Um desfecho inglório naquela que seria a estreia de Albuquerque na mais emblemática prova do automobilismo mundial. Ficou no entanto a satisfação de ter conseguido o Troféu de Melhor Piloto Estreante na Qualificação e de ter percebido que teriam condições de lutar pela vitória: “Não há muito que possa dizer. É um sentimento ‘agridoce’. Estávamos tão bem, com um andamento impressionante e quando menos se espera, o pior acontece.
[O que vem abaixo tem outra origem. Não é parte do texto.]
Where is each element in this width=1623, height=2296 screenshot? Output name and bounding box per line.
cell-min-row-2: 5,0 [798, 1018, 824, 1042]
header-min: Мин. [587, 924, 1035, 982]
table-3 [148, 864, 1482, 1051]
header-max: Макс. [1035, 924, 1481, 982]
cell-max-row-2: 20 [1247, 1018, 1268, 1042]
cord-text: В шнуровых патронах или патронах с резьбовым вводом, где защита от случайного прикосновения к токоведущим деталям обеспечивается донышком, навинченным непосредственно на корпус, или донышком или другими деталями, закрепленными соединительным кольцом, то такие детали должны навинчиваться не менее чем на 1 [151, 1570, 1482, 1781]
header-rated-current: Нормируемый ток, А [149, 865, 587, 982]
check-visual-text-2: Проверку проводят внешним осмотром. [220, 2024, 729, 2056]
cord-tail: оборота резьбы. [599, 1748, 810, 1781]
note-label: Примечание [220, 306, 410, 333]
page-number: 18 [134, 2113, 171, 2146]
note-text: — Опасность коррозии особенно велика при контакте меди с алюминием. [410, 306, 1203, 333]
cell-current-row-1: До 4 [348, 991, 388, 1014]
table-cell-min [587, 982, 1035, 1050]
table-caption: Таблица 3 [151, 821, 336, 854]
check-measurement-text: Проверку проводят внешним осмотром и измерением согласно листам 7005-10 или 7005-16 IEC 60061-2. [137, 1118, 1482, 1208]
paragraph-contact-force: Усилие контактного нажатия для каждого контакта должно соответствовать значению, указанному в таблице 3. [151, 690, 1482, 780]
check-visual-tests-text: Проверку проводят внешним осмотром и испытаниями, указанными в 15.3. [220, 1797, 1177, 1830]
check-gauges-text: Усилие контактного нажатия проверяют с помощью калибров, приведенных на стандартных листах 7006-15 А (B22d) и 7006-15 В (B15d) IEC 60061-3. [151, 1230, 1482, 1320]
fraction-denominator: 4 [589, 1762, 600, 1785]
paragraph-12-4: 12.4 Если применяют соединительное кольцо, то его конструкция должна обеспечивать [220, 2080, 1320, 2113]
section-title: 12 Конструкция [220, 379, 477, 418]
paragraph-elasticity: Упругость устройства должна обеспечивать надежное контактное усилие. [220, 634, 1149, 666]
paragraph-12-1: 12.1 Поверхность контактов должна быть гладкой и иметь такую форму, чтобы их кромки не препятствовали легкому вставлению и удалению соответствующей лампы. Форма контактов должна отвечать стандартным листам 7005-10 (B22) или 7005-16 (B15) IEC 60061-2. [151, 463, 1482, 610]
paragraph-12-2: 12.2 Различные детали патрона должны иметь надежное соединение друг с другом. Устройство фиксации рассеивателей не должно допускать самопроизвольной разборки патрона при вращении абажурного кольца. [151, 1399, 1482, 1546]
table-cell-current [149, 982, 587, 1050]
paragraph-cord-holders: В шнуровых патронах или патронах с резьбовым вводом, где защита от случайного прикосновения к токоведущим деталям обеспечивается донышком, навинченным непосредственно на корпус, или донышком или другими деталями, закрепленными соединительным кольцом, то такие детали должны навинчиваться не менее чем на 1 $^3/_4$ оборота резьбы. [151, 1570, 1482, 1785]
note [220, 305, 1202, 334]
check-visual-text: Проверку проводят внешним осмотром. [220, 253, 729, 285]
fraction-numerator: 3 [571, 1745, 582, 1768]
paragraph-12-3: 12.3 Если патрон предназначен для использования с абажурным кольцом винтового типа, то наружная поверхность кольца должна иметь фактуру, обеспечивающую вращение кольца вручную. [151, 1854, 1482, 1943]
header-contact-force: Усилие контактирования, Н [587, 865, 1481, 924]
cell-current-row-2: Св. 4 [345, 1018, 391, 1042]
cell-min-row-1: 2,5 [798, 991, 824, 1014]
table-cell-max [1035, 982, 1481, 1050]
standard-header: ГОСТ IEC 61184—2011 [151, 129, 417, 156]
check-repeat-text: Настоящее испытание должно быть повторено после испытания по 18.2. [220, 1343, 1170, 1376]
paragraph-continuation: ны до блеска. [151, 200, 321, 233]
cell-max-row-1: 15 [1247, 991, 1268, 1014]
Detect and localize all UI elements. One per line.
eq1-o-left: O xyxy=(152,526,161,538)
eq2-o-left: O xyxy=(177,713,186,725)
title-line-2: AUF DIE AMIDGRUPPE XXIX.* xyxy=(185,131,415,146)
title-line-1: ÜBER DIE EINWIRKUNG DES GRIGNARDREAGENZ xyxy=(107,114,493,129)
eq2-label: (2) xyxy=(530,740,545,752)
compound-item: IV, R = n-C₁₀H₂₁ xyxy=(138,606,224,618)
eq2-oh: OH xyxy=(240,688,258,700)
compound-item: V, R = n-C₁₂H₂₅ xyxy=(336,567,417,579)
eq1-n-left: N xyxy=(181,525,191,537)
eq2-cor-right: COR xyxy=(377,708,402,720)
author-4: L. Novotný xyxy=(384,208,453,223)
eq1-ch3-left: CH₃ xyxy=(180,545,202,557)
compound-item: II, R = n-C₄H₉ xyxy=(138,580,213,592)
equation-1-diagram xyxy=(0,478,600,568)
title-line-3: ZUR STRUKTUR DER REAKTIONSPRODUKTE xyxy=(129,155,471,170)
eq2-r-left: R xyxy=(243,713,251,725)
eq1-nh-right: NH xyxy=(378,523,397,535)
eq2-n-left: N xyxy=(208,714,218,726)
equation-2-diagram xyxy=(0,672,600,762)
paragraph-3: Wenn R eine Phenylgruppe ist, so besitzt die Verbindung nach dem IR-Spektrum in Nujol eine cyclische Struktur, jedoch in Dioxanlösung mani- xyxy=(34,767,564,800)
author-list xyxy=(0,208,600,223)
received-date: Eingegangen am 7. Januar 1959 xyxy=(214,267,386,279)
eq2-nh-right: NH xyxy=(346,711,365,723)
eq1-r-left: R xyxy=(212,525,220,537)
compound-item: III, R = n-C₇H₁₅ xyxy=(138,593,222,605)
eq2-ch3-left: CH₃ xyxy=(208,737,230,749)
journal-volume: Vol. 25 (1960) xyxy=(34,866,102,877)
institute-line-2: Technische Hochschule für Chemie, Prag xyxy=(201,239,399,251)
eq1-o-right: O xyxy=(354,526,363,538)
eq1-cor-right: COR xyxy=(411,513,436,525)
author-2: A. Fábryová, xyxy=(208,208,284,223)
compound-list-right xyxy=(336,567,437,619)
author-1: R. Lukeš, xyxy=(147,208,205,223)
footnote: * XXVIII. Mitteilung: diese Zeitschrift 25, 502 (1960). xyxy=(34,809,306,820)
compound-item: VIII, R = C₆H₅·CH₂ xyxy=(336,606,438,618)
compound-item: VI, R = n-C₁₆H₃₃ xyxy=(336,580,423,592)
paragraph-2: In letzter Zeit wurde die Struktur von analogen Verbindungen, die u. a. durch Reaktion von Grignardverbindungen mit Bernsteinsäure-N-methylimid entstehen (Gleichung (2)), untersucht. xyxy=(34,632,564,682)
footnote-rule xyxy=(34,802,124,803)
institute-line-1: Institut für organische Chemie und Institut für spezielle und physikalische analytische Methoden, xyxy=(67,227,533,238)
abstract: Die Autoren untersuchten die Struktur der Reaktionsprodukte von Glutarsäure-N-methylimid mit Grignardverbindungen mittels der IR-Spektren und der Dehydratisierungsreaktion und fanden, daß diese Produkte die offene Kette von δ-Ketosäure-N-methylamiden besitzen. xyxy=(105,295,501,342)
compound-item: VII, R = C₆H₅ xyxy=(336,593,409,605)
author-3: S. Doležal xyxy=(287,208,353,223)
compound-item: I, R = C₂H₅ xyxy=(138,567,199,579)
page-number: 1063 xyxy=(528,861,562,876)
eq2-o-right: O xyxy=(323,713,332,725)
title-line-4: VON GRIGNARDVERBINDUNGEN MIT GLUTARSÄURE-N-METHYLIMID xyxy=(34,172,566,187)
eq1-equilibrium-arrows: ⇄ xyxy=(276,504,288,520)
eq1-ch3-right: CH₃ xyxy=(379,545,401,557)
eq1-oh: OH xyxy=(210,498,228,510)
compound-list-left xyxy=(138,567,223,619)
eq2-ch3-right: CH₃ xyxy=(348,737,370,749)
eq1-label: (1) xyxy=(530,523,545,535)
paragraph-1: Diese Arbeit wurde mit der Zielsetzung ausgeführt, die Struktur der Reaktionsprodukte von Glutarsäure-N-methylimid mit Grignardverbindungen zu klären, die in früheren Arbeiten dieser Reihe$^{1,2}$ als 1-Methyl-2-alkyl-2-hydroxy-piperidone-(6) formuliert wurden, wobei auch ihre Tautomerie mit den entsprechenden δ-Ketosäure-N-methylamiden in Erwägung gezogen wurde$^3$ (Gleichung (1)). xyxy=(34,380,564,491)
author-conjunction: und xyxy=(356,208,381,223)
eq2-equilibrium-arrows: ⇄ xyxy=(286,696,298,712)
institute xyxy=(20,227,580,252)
Sabemos que as ‘ratoeiras’ de Le Mans estão onde menos esperamos mas nunca pensei que fosse connosco. Foi uma pena por tudo o que fizemos e por tudo o que poderíamos vir a fazer. Agora é olhar em frente e esperar pelo próximo ano”, referiu Filipe Albuquerque extremamente desiludido: “sobretudo porque nem sequer tive oportunidade de entrar em pista”.
Assim, e logo que esteja refeito deste ‘balde de água fria’, Filipe Albuquerque vai centrar-se na sua participação no European Le Mans Series, onde espera, sem percalços chegar ao título.